Farmers pointed out that the problem was not with too little supply but rather with too little demand from importers. Currently the large majority of 160,000,000 pounds of coffee grown by the world's 300 Fair Trade registered farmer co-ops ends up being sold for conventional low world market prices, due to the lack of Fair Trade buyers. Some coffee co-ops sell less than 10% of the exports as Fair Trade, and there are many other co-ops that are still waiting to get on to FLO's Fair Trade Register. It was observed that if plantations were let in, the Fair Trade certified supply would increase at the same time that the demand for Fair Trade coffee from co-ops was weakened.
Later, some pointed out that while small farmers grow 70% of the world's coffee, less than 1% of it is fairly traded-suggesting that there is much more work to be done under the current model before considering a place for large-scale farms.
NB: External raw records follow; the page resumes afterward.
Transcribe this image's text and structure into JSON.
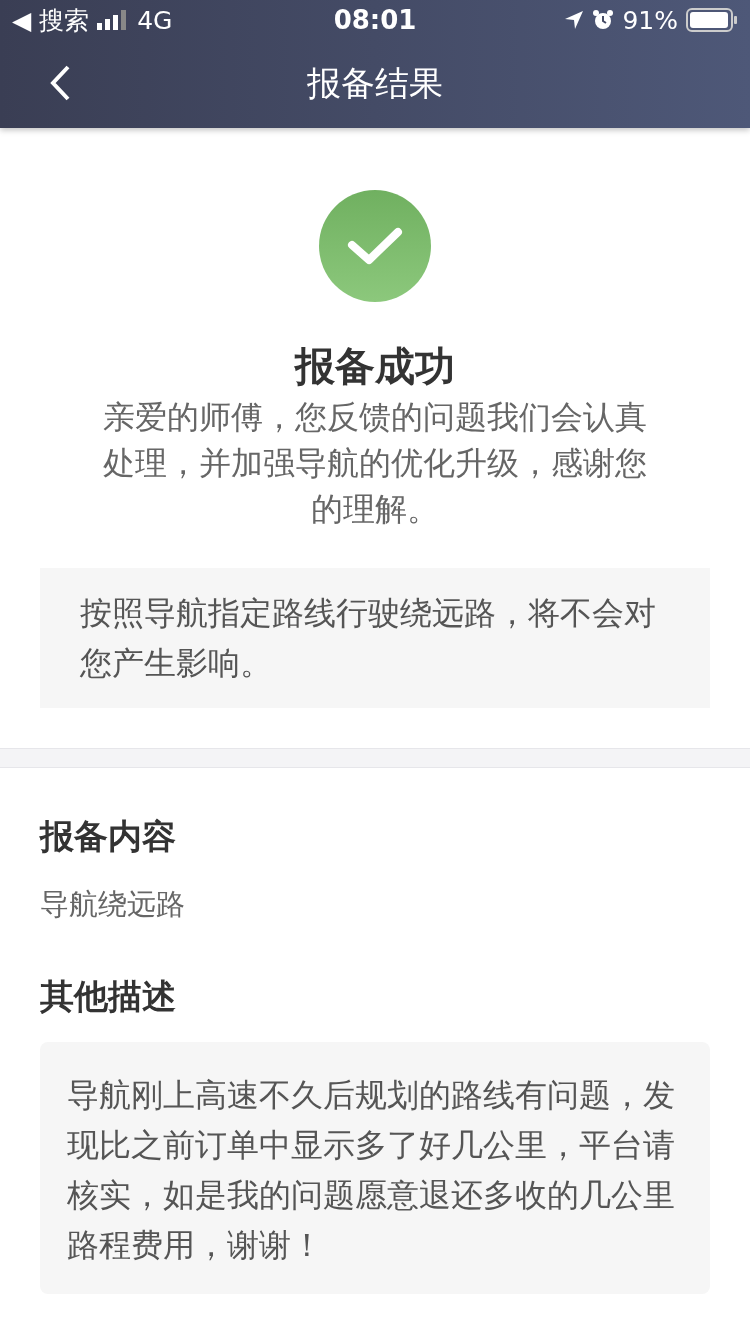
{
  "status_bar": {
    "back_app": "◀ 搜索",
    "network": "4G",
    "time": "08:01",
    "battery": "91%"
  },
  "nav_bar": {
    "title": "报备结果"
  },
  "result": {
    "title": "报备成功",
    "message": "亲爱的师傅，您反馈的问题我们会认真处理，并加强导航的优化升级，感谢您的理解。",
    "note": "按照导航指定路线行驶绕远路，将不会对您产生影响。"
  },
  "sections": [
    {
      "heading": "报备内容",
      "kind": "text",
      "content": "导航绕远路"
    },
    {
      "heading": "其他描述",
      "kind": "box",
      "content": "导航刚上高速不久后规划的路线有问题，发现比之前订单中显示多了好几公里，平台请核实，如是我的问题愿意退还多收的几公里路程费用，谢谢！"
    }
  ]
}
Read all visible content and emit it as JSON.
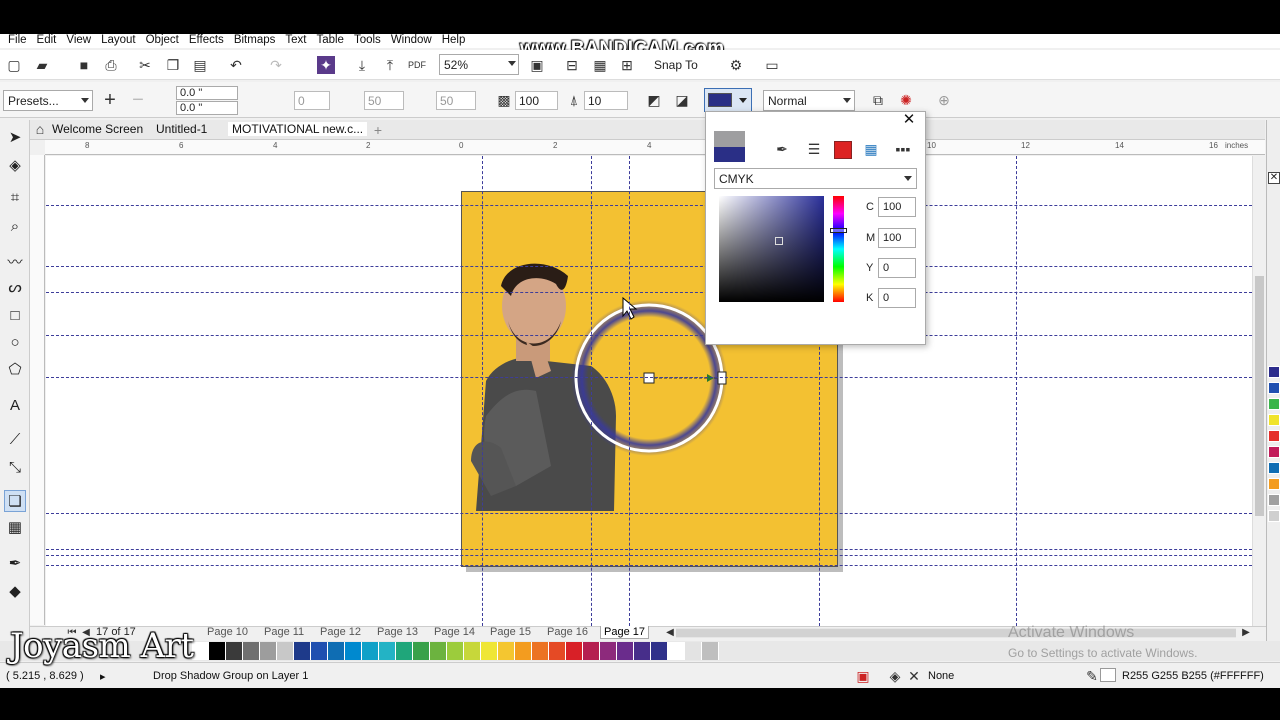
{
  "menu": [
    "File",
    "Edit",
    "View",
    "Layout",
    "Object",
    "Effects",
    "Bitmaps",
    "Text",
    "Table",
    "Tools",
    "Window",
    "Help"
  ],
  "watermark": "www.BANDICAM.com",
  "toolbar": {
    "zoom": "52%",
    "snap_to": "Snap To"
  },
  "property_bar": {
    "presets": "Presets...",
    "offset_x": "0.0 \"",
    "offset_y": "0.0 \"",
    "angle": "0",
    "stretch": "50",
    "fade": "50",
    "opacity": "100",
    "feather": "10",
    "blend_mode": "Normal",
    "shadow_color": "#2a2f86"
  },
  "doc_tabs": [
    "Welcome Screen",
    "Untitled-1",
    "MOTIVATIONAL new.c..."
  ],
  "ruler": {
    "units": "inches",
    "h_labels": [
      "8",
      "6",
      "4",
      "2",
      "0",
      "2",
      "4",
      "6",
      "8",
      "10",
      "12",
      "14",
      "16"
    ]
  },
  "color_popup": {
    "model": "CMYK",
    "C_label": "C",
    "C": "100",
    "M_label": "M",
    "M": "100",
    "Y_label": "Y",
    "Y": "0",
    "K_label": "K",
    "K": "0",
    "old_color": "#9e9ea0",
    "new_color": "#2a2f86"
  },
  "page_nav": {
    "counter": "17",
    "of": "of",
    "total": "17",
    "pages": [
      "Page 10",
      "Page 11",
      "Page 12",
      "Page 13",
      "Page 14",
      "Page 15",
      "Page 16",
      "Page 17"
    ],
    "active": "Page 17"
  },
  "status": {
    "coords": "( 5.215 , 8.629 )",
    "message": "Drop Shadow Group on Layer 1",
    "outline": "None",
    "fill_info": "R255 G255 B255 (#FFFFFF)"
  },
  "overlay": {
    "logo": "Joyasm Art",
    "activate_title": "Activate Windows",
    "activate_sub": "Go to Settings to activate Windows."
  },
  "palette_colors": [
    "#ffffff",
    "#000000",
    "#3a3a3a",
    "#707070",
    "#9d9d9d",
    "#c8c8c8",
    "#1e3a8a",
    "#1f4fb0",
    "#0f6db3",
    "#0089cf",
    "#0fa1c8",
    "#23b3c5",
    "#1fa67a",
    "#38a14a",
    "#6cb33f",
    "#9ccc3c",
    "#c7d73a",
    "#efe635",
    "#f4c630",
    "#f39c1f",
    "#ec7323",
    "#e54a25",
    "#d82027",
    "#b51f50",
    "#8d2a7c",
    "#6a2c8c",
    "#472e8a",
    "#2f318a",
    "#ffffff",
    "#e3e3e3",
    "#bfbfbf"
  ],
  "right_palette": [
    "#2c2c8c",
    "#1f4fb0",
    "#3ab54a",
    "#f0e32a",
    "#e52f2a",
    "#c21c5a",
    "#0f6db3",
    "#f39c1f",
    "#a0a0a0",
    "#cfcfcf"
  ]
}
I personally expressed concerns that whereas the co-op system of Fair Trade is a bottom-up model of economic development that helps create more equitable, democratic communities, the plantation proposal is a top-down paternalistic approach and as such constitutes a lowering of Fair Trade standards.
The parallels with the struggles over organic regulations are clear. In both cases thousands of people, from farmers to manufacturers to retailers to consumers, have helped to build up an alternative model for our food supply that maintains standards far above those in the conventional system. And in both cases there have been recommendations to alter the alternative to accommodate the status quo. Some of us are hoping that in this case, as with organics, those who care most will speak up to protect what has already been achieved.